Берко проходит к столику по другую сторону от русского и Вельвеля. Столик не занят. Берко подхватывает венский стул с драным плетеным сиденьем и с размаху переставляет его в пространство между черношляпниками и столом, за которым русский добивает Вельвеля.
Берко располагается на стуле в привычной манере большого толстяка – вытягивает ноги, откидывает назад полы пальто, будто собирается приготовить из хасидов замечательное блюдо и, не сходя с места, устроить трапезу. Он снимает свой хомбург, взявшись за верхушку. Индейские волосы Берко все еще густые и блестящие, кое-где с проседью, появившейся в последнее время. Седина делает его мудрее и добрее с виду, но и только: хотя Берко достаточно мудр и в меру добр, он церемониться не станет и обидит не задумываясь. Хлипкий венский стульчик волнуется под тяжестью выпуклого седалища.
– Привет! – здоровается Берко с черношляпниками. Он потирает ладони и растопыривает их, упираясь в толстые ляжки. Недостает лишь салфетки, чтобы заложить ее за ворот, вилки и ножа. – Как жизнь?
Хасиды решительно и неумело изображают удивление, актеры из них никудышные.
– Нам не нужны неприятности, – сообщает хабадник.
– Любимейшая моя фраза на идише, – искренне признается Берко. – Итак, давайте-ка подключайтесь к нашей беседе.

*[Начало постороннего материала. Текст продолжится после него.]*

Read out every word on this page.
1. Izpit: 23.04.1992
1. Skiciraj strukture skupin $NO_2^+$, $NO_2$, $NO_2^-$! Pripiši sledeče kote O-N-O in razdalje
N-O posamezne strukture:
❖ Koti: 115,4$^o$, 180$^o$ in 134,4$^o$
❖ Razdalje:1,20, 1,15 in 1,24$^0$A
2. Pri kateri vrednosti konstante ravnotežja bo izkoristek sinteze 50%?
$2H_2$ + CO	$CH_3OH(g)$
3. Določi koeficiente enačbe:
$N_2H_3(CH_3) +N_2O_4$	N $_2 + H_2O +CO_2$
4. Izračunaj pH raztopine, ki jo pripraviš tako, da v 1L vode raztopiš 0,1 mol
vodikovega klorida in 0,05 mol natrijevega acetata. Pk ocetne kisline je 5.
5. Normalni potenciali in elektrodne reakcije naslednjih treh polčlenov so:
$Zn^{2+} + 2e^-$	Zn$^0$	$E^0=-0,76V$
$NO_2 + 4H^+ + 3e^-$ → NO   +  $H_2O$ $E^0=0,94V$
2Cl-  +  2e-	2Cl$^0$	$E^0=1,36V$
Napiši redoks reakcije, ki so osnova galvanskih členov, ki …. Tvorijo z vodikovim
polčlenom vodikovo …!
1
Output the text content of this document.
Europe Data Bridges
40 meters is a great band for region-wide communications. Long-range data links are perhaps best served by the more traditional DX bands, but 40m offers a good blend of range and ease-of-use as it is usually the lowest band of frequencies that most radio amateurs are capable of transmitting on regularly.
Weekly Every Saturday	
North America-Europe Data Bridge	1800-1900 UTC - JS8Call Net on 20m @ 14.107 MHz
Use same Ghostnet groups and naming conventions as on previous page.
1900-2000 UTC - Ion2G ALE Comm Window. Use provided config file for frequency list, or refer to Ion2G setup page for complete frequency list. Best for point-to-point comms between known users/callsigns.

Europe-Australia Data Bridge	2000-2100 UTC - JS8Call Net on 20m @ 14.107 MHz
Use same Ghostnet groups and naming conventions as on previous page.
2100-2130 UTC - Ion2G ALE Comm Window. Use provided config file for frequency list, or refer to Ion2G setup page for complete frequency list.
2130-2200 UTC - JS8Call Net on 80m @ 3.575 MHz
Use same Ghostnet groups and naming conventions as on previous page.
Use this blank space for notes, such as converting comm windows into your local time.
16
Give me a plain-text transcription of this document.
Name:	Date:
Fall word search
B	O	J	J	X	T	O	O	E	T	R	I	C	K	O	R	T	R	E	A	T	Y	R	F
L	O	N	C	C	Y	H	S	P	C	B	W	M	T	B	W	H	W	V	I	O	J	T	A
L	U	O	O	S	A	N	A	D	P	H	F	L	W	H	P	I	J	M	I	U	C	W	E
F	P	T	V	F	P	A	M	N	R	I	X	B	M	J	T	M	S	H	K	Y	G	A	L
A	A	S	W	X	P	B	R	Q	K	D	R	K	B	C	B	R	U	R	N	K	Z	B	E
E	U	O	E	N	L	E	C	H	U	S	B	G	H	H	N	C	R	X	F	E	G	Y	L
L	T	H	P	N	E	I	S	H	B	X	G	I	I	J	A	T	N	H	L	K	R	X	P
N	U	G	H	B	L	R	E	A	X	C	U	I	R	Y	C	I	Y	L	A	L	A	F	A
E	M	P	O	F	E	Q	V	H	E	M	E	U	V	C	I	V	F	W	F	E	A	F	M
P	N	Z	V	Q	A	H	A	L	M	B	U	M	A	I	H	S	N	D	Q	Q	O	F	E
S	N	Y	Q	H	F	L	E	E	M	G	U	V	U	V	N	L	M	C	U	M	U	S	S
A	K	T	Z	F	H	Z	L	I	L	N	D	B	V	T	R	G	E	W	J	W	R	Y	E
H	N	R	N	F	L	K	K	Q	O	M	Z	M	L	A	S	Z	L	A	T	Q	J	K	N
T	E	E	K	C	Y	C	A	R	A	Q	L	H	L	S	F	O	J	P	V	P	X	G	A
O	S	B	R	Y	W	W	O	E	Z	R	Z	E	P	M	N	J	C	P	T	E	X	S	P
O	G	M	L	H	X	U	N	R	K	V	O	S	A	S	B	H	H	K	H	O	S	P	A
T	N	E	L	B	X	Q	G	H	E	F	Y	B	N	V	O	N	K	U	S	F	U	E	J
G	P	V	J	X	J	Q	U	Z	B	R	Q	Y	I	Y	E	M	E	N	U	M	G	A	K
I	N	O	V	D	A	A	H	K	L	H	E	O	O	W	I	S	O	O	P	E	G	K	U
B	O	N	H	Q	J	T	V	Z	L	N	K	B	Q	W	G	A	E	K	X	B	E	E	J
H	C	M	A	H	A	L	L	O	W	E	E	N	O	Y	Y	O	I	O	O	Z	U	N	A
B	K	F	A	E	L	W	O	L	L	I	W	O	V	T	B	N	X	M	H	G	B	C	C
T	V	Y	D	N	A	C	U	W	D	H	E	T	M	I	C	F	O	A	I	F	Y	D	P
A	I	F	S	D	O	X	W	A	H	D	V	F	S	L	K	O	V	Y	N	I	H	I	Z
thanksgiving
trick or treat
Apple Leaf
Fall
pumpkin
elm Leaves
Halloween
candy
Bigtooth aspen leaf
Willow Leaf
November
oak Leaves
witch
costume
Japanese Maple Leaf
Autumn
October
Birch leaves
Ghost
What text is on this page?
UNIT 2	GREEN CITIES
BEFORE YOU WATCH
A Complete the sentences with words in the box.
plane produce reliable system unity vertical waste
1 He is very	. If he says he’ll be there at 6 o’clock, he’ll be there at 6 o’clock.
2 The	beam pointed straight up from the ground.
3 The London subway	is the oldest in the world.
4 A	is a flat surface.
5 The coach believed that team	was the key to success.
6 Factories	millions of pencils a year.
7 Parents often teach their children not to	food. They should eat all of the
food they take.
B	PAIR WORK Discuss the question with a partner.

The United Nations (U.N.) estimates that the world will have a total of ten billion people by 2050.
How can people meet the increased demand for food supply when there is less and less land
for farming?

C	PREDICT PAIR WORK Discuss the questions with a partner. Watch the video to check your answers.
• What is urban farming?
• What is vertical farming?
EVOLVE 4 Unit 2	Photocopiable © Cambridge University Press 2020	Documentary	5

Расскажите нам о Фрэнке.
– Мы с ним не знакомы, – говорит хабадник. – Какой Фрэнк?
Бобовский молчит.
– Уважаемый, – вежливо спрашивает бобовского Ландсман, – как ваше имя?
– Меня зовут Салтьель Лапидус, – отвечает бобовский. Глаза у него – как у застенчивой девицы. Он складывает пальцы на коленях, поверх своей шапки. – И я вообще ничего не знаю.
– Вы играли с Фрэнком? Знали его?
Салтьель Лапидус поспешно крутит головой:
– Нет.
– Да, – кивает любавичский. – Он был нам известен.
Лапидус красноречиво взирает на своего друга, тот отводит взгляд.
Ландсман как по писаному читает всю их историю. Шахматы позволены ортодоксальным иудеям, мало того – это единственная игра, разрешенная в Шаббат. Однако шахматный клуб «Эйнштейн» – заведение сугубо светское. Хабадник притащил бобовского в этот нечестивый храм однажды утром в пятницу, накануне Шаббата, когда у обоих нашлись бы дела и поважнее. Он обещал, что все будет хорошо, ну что может случиться? И вот теперь – поглядите.